Our data seem to confirm previous observations on heart rate reduction after Remdesivir administration, although never associated with bradycardia, symptomatic bradycardia, or significant QTc prolongation leading to Remdesivir discontinuation.

Notably, higher heart rate reduction was observed in subjects with higher baseline heart rate, thus supporting the hypothesis that the principal driver in heart rate reduction was not Remdesivir but, presumably, the improvement in baseline clinical conditions responsible for tachycardia (fever, hypoxia, inflammation, anxiety).

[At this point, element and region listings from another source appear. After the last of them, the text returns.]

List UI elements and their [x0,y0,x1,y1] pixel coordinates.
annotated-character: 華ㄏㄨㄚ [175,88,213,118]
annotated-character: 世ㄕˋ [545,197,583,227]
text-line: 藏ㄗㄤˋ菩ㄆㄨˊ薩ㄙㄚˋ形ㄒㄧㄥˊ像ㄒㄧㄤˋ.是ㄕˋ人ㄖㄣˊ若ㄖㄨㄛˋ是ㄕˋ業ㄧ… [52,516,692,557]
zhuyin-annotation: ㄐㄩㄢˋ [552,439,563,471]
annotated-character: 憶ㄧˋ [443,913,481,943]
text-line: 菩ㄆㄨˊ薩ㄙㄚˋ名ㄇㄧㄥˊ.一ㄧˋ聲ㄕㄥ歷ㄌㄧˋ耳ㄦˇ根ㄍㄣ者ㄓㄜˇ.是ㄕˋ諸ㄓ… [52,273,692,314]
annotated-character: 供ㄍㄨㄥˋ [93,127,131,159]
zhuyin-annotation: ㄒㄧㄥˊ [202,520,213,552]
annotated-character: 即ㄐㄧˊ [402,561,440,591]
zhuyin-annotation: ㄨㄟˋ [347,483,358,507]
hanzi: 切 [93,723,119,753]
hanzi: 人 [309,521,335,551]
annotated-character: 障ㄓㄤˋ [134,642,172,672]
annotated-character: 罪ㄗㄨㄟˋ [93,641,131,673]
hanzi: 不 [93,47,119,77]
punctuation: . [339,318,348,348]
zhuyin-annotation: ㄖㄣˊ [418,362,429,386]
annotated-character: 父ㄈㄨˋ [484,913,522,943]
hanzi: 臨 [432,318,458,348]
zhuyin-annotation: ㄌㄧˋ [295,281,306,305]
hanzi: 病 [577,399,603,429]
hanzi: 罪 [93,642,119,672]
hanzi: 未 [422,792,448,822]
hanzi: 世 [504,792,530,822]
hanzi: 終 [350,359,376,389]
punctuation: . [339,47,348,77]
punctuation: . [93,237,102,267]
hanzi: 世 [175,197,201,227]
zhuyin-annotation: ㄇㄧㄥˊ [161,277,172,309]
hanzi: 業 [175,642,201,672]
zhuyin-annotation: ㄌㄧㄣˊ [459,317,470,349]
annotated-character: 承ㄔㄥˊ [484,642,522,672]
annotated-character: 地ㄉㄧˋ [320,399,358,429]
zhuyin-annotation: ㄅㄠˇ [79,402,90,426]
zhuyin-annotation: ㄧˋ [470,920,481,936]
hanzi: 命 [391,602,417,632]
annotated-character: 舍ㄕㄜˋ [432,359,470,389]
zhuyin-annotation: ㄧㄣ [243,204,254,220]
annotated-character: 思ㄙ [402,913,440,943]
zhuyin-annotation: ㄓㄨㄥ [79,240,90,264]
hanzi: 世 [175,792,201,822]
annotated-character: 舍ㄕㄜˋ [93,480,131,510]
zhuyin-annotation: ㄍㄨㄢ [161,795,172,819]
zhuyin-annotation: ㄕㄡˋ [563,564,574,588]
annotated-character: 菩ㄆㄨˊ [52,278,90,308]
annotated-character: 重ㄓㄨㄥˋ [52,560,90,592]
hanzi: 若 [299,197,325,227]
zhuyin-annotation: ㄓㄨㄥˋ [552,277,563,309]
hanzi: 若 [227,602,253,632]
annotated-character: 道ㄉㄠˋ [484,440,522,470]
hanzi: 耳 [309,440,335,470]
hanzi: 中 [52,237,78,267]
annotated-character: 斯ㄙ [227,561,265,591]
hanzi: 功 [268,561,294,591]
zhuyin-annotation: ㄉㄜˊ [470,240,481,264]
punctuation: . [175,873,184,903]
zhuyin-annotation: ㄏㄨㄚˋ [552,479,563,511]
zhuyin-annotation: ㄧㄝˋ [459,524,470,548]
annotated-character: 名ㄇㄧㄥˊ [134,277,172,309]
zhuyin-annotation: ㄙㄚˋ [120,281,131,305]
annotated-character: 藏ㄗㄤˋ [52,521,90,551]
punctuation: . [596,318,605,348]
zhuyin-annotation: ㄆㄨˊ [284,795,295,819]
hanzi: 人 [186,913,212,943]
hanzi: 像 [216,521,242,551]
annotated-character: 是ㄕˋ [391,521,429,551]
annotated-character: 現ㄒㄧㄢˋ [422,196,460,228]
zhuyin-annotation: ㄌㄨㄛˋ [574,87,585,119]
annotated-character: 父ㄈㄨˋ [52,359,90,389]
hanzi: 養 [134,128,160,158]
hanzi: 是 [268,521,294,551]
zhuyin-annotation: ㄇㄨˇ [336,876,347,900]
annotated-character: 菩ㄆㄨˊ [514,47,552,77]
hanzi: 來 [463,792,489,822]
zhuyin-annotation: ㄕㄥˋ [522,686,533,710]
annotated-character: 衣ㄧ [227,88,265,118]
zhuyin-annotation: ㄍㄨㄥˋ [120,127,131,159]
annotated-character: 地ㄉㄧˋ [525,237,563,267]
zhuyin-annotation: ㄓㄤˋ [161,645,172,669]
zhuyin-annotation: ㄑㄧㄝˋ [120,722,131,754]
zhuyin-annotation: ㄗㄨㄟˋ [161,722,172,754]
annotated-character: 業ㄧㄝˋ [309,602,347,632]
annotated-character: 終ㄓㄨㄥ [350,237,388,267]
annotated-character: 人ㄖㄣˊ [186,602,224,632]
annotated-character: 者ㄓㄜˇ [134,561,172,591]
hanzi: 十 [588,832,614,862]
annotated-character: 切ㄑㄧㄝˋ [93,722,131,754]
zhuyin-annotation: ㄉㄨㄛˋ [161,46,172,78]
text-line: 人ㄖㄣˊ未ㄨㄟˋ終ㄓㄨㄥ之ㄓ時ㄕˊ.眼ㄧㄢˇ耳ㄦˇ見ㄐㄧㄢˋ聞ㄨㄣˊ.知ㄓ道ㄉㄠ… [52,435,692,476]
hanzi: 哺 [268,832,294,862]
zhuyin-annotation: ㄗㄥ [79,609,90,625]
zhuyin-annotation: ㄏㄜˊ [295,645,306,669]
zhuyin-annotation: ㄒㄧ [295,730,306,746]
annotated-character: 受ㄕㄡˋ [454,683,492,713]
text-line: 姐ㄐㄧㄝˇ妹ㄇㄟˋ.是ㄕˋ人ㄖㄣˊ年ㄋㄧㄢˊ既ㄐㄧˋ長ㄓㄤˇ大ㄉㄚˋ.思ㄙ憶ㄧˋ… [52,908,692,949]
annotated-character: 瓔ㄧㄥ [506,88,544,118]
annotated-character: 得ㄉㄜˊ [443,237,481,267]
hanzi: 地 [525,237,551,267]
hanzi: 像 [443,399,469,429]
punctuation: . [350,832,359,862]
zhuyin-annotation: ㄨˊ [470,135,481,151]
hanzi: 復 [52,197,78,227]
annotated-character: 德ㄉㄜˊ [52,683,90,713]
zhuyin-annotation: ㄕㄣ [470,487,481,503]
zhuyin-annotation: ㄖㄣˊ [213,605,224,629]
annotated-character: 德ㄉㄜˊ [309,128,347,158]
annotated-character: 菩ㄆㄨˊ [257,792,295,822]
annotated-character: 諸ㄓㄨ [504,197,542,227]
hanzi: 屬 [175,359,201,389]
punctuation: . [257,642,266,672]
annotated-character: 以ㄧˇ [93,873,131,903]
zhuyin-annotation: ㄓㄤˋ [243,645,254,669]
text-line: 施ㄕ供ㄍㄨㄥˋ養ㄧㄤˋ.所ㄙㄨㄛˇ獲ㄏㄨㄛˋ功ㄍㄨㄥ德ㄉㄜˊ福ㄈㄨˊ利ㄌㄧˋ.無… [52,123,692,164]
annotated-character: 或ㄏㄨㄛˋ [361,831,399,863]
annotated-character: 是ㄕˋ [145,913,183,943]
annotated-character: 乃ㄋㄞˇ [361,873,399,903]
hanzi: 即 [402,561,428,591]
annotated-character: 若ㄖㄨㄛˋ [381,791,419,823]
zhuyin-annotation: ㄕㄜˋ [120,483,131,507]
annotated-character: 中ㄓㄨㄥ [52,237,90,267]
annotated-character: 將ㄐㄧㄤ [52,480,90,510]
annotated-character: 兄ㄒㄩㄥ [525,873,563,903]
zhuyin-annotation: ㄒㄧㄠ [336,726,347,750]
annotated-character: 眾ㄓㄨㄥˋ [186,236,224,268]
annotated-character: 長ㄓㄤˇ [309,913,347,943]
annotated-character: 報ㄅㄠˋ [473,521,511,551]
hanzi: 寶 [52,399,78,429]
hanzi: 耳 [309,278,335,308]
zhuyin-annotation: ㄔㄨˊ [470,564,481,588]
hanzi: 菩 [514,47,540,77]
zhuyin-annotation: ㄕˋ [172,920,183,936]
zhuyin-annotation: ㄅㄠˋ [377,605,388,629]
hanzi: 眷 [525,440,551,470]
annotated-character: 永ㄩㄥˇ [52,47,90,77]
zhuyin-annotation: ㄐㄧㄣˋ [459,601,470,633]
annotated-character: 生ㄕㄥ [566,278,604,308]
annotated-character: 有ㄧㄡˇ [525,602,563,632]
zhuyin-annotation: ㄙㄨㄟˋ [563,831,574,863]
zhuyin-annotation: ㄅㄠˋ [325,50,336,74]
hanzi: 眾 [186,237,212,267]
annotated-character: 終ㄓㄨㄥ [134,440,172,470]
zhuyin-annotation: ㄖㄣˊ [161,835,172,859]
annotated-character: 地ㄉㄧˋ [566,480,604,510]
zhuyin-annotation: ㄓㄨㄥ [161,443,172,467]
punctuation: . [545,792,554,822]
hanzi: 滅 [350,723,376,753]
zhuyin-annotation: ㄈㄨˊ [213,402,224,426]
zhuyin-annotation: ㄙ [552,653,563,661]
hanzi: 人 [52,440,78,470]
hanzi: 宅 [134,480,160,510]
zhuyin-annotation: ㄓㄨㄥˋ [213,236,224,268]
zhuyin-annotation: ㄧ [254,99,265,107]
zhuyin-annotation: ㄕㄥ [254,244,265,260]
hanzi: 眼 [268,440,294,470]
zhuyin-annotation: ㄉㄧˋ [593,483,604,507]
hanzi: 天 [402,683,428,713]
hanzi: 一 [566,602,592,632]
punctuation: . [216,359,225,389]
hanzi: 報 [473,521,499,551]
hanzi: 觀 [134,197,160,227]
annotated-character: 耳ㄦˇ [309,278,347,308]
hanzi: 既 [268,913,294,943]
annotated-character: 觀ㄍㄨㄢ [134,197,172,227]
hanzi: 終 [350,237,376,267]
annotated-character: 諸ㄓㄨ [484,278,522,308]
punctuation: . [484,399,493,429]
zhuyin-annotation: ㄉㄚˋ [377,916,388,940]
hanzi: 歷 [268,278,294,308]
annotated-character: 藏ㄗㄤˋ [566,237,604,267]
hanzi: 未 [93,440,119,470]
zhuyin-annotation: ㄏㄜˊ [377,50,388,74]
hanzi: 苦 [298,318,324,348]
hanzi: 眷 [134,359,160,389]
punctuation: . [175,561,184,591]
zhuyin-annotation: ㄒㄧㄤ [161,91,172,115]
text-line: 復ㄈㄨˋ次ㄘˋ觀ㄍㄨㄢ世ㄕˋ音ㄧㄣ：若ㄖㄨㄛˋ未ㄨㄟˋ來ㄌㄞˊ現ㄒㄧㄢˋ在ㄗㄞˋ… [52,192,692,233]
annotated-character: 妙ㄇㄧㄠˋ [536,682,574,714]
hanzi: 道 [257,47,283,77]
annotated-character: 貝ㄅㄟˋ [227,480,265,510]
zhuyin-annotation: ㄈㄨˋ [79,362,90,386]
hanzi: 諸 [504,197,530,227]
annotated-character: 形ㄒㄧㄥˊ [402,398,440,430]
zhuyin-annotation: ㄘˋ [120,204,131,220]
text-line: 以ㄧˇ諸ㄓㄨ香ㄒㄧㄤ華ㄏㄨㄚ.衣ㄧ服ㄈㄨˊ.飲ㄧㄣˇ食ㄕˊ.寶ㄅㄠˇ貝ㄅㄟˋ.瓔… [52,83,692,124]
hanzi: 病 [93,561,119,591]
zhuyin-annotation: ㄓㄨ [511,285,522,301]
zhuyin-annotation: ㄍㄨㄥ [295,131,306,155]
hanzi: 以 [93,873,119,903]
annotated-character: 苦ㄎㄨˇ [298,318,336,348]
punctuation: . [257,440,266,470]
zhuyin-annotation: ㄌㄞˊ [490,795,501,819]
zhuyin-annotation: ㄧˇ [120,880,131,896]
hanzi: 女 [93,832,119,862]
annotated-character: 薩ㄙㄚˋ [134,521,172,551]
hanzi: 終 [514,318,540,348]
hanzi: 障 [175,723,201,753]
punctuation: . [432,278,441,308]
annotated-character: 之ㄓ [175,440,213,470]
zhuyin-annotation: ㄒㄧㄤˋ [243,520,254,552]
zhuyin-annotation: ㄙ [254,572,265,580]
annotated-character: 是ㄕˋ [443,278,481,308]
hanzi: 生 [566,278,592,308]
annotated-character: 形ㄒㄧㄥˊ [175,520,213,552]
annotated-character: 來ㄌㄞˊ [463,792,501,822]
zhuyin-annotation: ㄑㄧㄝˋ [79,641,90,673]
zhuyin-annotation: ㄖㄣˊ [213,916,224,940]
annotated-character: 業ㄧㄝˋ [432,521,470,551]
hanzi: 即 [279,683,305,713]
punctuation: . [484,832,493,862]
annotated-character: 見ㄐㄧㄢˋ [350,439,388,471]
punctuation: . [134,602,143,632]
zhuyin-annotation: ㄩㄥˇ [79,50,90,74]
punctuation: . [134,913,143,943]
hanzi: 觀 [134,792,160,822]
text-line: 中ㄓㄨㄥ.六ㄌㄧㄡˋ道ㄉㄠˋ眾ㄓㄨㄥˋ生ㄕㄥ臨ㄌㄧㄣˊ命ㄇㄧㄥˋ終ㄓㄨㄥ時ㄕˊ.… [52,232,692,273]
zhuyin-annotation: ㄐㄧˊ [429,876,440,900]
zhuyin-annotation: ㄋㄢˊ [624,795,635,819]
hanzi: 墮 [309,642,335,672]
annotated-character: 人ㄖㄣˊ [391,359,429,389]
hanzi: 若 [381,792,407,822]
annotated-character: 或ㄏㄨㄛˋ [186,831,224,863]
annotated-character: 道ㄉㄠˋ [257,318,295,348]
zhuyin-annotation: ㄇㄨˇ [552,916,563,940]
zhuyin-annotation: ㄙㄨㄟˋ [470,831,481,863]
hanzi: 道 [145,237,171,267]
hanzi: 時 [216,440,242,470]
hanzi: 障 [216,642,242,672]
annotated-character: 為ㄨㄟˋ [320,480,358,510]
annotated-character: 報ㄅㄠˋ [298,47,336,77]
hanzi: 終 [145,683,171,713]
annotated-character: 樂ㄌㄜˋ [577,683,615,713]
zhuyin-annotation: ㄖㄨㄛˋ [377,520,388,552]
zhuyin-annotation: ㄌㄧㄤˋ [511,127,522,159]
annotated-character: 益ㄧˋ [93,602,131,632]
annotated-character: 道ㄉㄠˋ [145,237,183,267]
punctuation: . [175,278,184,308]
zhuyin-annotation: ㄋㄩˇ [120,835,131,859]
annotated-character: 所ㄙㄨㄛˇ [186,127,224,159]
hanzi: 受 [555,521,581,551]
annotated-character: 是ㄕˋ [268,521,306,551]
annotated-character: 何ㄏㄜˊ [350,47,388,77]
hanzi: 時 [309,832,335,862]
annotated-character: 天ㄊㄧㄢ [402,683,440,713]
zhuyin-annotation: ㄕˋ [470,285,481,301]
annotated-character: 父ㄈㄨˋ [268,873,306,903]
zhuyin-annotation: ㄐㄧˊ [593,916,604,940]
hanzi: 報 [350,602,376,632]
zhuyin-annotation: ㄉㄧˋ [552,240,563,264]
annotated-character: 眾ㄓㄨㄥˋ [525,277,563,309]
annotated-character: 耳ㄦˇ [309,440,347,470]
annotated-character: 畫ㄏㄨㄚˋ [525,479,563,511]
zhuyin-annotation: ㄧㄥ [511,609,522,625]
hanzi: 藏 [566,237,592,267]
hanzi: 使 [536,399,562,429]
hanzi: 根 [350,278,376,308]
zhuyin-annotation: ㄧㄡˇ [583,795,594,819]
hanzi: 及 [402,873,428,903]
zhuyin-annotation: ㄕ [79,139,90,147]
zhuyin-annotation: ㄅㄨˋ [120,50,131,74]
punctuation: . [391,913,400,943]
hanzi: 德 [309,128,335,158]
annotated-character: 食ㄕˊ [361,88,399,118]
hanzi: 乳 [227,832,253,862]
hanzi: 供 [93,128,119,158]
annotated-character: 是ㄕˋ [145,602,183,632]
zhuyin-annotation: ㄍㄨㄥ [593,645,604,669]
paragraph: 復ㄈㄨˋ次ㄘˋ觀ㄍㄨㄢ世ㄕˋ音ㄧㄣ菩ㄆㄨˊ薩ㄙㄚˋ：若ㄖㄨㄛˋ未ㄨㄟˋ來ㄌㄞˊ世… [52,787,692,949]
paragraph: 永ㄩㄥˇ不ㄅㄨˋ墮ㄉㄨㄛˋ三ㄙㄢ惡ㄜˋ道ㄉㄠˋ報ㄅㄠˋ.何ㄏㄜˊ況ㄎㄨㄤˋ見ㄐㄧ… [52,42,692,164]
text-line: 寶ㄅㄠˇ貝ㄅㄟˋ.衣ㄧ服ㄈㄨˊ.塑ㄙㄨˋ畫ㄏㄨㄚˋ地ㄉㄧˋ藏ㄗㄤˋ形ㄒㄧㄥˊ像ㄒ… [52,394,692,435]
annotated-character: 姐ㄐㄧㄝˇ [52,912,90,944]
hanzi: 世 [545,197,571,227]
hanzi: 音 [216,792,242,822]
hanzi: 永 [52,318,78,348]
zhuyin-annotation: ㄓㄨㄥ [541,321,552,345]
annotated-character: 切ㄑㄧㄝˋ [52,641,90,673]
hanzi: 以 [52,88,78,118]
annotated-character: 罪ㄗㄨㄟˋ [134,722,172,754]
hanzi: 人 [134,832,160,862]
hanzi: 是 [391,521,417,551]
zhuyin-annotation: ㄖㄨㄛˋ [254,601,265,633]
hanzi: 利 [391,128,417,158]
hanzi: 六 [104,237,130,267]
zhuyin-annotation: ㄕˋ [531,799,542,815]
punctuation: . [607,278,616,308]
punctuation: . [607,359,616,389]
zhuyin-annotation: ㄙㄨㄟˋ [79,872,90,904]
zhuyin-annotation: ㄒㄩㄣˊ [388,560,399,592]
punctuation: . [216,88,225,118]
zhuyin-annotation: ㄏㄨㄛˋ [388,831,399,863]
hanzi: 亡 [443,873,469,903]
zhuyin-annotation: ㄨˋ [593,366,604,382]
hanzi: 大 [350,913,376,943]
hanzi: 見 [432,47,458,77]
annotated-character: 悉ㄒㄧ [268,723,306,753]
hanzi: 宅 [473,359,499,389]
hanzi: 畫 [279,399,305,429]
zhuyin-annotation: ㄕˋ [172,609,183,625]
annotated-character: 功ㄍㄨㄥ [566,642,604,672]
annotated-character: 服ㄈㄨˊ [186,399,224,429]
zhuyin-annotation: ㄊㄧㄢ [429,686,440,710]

Moreover, the phenomenon was mainly observed in patients with a less severe clinical presentation, a finding that may further reassure clinicians about the absence of contraindications about the use of Remdesivir in critical patients, at least regarding cardiac function.

As well, no significant correlation was observed with age, cardiovascular risk factors, comorbidities, cardiovascular drugs, or troponin levels.

The limited number of subjects and the absence of a Remdesvir-free control arm are the main limitations of this study.

Nevertheless, as far as can be observed in our sample, Remdesivir showed a favorable toxicity profile even though associated with a significant heart rate reduction. Further research is needed to confirm this preliminary observation on a larger number of subjects.

Conclusions

Despite a significant reduction in heart rate observed after Remdesivir administration, no severe cardiovascular toxicity was observed in Covid-19 patients, even in the case of cardiovascular comorbidities.